Examples of immigrant stock who made the US dominant. Pax Americana, the term used by historians to describe American domination of political, economic and intellectual life in the last and present century can be partly seen by counting the American winners of the Nobel Prizes, many of whom are of recent immigrant stock.

The strength of America is one anchored on immigrant stock. Openness allowed the entrepreneurial spirit to grow, business opportunities to multiply through the growth of markets, and scientific pursuits to flourish. And those opportunities themselves further enhanced America’s allure to immigrants.

Immigration rules are stricter today. But America is still able to cherry pick the immigrant pool of applicants from different nations. This assures new and modern stock for the future. The graduate schools are the collective instrument for the culling of the brightest among the bright young people of the world who get admitted each year in these schools.

The best among America’s business institutions choose their managers and technicians on the basis of merit where immigrants have a chance to be taken in. Thus, many opportunities of a lifetime are available for immigrants to find the best of all possible worlds and realize their own dreams in an American setting.

Back to MIT: the strength of America’s institutions. MIT is just one example of America’s strong institutions – educational and otherwise. The list of great American institutions of learning is long and it is still growing.
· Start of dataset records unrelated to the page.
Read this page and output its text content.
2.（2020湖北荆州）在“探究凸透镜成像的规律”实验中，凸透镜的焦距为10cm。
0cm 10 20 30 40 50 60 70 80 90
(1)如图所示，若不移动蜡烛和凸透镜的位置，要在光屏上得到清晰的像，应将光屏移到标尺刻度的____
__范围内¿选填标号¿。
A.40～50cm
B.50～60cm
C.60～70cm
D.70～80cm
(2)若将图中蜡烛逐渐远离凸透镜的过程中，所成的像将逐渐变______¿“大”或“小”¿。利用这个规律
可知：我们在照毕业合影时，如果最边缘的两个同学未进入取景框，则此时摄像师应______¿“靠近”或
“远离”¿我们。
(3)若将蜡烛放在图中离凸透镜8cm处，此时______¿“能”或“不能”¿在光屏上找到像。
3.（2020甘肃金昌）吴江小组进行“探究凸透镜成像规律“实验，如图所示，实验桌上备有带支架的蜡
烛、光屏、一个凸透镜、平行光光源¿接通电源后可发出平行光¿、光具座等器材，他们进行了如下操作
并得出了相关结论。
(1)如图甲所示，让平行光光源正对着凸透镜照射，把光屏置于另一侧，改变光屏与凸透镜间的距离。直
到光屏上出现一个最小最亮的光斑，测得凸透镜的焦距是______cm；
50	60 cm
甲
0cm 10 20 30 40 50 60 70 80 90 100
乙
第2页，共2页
MIT is in competition with them and it makes each of these institutions better, including MIT itself.

Today, MIT’s faculty appears like it reflects the world in some way. The European strain still contains a strong Anglo-Saxon trace but there are many Asian and foreign names too.

We see hints of Pax Asiatica coming in MIT. Programs that MIT has developed are helping China, Singapore, new institutes of science and technology set up in Abu Dhabi and in Russia, speaking only of on-going projects.

MIT has pioneered distance learning using the internet. It is the first institution to share its faculty’s teaching materials Freely on the Internet. Without enrolling at MIT, many students can access course outlines and reading materials and even lectures in mathematics, physics and engineering. This leap of faith in open source teaching has wowed those who have experienced it.